Your inventory contains sensitive information: server roles, IP addresses, application versions. When developers run `ansible-inventory --list`, they see entire infrastructure. How do you implement inventory access control?
Implement Ansible Tower's RBAC system which provides inventory-level access control. Create inventory objects in Tower and assign team/user permissions at the inventory level, per-playbook, or per-host. Developers only see hosts their team manages. Alternatively, implement a wrapper script around ansible-inventory that filters output based on user identity and permissions from an external system (LDAP, OAuth2). Use Tower's organizations and teams to segment inventory access. Filter inventory at the source using IAM policies—developers' AWS credentials only permit describing instances in their environment. For dynamic inventories, implement query filters in the plugin based on user context. Encrypt sensitive host_vars and use Ansible Vault per-environment. Audit inventory access by logging ansible-inventory commands to CloudWatch/ELK.

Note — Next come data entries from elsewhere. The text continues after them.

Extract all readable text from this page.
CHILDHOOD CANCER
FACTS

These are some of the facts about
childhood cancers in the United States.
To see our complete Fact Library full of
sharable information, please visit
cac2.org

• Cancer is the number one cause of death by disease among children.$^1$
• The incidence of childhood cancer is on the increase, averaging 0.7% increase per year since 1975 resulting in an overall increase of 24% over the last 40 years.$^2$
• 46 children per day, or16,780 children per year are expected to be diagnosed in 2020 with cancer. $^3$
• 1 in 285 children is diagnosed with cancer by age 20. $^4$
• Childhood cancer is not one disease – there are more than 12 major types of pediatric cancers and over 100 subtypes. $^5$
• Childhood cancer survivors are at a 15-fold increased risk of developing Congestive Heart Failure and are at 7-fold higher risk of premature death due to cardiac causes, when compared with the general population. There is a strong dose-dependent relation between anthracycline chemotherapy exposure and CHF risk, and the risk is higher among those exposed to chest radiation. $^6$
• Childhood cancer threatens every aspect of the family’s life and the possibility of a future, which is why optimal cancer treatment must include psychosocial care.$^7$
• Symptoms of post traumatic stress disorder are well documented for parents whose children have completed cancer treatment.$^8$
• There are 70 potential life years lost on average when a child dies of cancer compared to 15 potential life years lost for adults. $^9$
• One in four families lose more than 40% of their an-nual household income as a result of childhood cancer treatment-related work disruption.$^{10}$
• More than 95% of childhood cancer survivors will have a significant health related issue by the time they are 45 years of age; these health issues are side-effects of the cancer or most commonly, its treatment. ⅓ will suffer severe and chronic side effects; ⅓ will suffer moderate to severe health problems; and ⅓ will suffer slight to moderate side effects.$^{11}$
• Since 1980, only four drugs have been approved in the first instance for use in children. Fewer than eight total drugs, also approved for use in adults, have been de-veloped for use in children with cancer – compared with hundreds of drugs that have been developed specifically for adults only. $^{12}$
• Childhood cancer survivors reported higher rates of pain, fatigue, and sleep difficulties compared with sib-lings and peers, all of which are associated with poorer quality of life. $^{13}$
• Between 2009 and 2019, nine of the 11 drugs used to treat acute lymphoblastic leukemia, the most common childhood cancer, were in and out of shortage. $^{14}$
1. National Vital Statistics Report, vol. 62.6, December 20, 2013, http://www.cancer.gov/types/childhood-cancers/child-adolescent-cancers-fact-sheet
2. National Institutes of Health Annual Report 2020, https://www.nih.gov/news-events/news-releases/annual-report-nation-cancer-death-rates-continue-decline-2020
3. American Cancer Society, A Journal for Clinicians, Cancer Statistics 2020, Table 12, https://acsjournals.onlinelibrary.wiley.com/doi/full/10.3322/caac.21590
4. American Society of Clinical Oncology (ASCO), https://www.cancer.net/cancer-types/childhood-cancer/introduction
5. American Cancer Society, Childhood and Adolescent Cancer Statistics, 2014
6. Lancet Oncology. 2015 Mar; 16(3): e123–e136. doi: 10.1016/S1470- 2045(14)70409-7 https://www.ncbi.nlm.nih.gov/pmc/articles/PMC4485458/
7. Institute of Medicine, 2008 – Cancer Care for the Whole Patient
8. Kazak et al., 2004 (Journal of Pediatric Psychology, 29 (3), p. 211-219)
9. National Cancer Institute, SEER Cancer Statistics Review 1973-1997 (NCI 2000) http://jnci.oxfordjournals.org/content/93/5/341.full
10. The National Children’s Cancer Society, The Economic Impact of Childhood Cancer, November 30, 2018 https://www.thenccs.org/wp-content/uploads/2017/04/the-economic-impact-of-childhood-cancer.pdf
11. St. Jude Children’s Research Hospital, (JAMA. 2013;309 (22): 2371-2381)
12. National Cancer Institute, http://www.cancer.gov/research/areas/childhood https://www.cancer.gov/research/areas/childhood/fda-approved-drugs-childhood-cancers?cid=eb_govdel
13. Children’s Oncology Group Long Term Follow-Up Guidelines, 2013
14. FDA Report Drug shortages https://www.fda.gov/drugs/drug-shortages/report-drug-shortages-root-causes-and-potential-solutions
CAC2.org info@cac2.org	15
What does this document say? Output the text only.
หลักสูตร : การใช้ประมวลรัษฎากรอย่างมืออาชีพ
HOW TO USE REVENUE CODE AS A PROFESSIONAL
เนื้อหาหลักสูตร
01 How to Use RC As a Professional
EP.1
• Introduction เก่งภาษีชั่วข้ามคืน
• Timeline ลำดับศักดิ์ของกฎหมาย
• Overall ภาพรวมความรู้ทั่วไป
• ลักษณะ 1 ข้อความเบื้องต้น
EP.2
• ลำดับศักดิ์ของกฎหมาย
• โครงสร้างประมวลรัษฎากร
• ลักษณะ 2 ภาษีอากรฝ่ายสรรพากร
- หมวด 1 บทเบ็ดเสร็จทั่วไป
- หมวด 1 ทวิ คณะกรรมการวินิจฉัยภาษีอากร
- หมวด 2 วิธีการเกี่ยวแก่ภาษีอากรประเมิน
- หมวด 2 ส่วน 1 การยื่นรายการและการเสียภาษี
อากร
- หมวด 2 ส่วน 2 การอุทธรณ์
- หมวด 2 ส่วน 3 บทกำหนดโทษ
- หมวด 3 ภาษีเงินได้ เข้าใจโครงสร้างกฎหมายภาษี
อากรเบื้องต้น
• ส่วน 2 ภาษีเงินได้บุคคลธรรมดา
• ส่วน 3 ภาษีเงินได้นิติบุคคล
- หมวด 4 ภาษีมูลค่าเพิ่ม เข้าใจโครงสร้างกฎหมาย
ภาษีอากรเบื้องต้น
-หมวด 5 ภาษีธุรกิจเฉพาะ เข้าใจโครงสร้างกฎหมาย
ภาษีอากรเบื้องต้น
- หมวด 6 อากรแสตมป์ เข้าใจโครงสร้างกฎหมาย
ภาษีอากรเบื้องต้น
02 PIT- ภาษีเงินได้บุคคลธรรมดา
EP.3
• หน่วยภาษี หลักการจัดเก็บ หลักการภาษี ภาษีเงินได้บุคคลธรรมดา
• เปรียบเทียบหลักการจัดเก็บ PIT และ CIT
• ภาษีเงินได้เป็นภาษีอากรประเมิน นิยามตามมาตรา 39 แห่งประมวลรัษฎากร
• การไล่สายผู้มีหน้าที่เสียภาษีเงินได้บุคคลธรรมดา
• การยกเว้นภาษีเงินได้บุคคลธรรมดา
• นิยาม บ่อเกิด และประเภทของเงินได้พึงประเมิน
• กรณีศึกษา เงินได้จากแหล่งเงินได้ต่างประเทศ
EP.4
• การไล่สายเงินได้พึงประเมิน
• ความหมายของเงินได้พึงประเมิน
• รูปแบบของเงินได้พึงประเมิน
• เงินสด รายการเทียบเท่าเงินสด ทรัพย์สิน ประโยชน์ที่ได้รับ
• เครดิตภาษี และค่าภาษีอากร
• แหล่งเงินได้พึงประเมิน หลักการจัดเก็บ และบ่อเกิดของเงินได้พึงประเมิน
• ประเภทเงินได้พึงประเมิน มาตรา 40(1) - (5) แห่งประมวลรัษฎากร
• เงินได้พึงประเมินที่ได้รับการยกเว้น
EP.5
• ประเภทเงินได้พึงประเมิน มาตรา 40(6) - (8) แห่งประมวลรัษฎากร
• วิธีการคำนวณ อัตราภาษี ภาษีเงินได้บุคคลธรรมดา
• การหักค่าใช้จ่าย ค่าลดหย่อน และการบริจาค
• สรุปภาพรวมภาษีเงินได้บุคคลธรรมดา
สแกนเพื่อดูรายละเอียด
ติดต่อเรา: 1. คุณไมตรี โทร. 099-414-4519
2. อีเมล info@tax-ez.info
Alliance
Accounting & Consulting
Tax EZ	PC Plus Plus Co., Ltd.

Follow-up: How would you implement inventory-as-data for disaster recovery, where you can rebuild your infrastructure from inventory metadata?
Your Kubernetes cluster runs 500 pods that are constantly being created and destroyed. You need Ansible to monitor and manage these ephemeral workloads. The kubernetes.io inventory plugin works but doesn't update frequently enough—pods disappear before Ansible notices. How do you solve this?
Implement event-driven inventory updates using Kubernetes watches instead of polling. Create a custom Python inventory script that uses Kubernetes client library's watch feature to get real-time pod events. Additionally, run `kubectl get pods --watch` in background and maintain a real-time inventory cache. For Tower, implement continuous inventory refresh with short intervals (10-30 seconds) specifically for Kubernetes. Use Kubernetes labels and selectors to group pods dynamically—these become Ansible groups. Implement health checks in inventory plugin to verify pod connectivity before including in playbook targets. Use Ansible's `serial` strategy with inventory refresh to ensure fresh pod list for each batch of operations. Consider using Helm with Ansible for infrastructure-as-code, which provides better event integration.
Follow-up: How would you implement blue-green deployment using dynamic inventory where you switch traffic between two pod groups?
Your inventory includes 10,000 hosts across global regions. Playbooks that loop over entire inventory timeout because of network latency. You need better performance without losing inventory coverage. What's your strategy?
Implement inventory sharding and parallel execution. Split inventory by region using group filters—run separate playbook executions per region with parallelism. Use Ansible Tower to execute playbooks against regional groups concurrently. Implement local execution where possible: use delegation to run tasks on local agents per region rather than from central Ansible controller. Enable fact caching with Redis backend to avoid redundant fact gathering. Use `gather_subset: min` to collect only required facts initially. Implement batch execution with `serial: 100` to process hosts in chunks, allowing progress monitoring. Use asynchronous tasks with `async` and `poll` to avoid blocking on slow hosts. Monitor network latency to inventory sources and consider adding regional cache layers or Edge cache for inventory metadata.
Follow-up: How would you implement self-healing inventory where unreachable hosts are automatically removed and re-queried?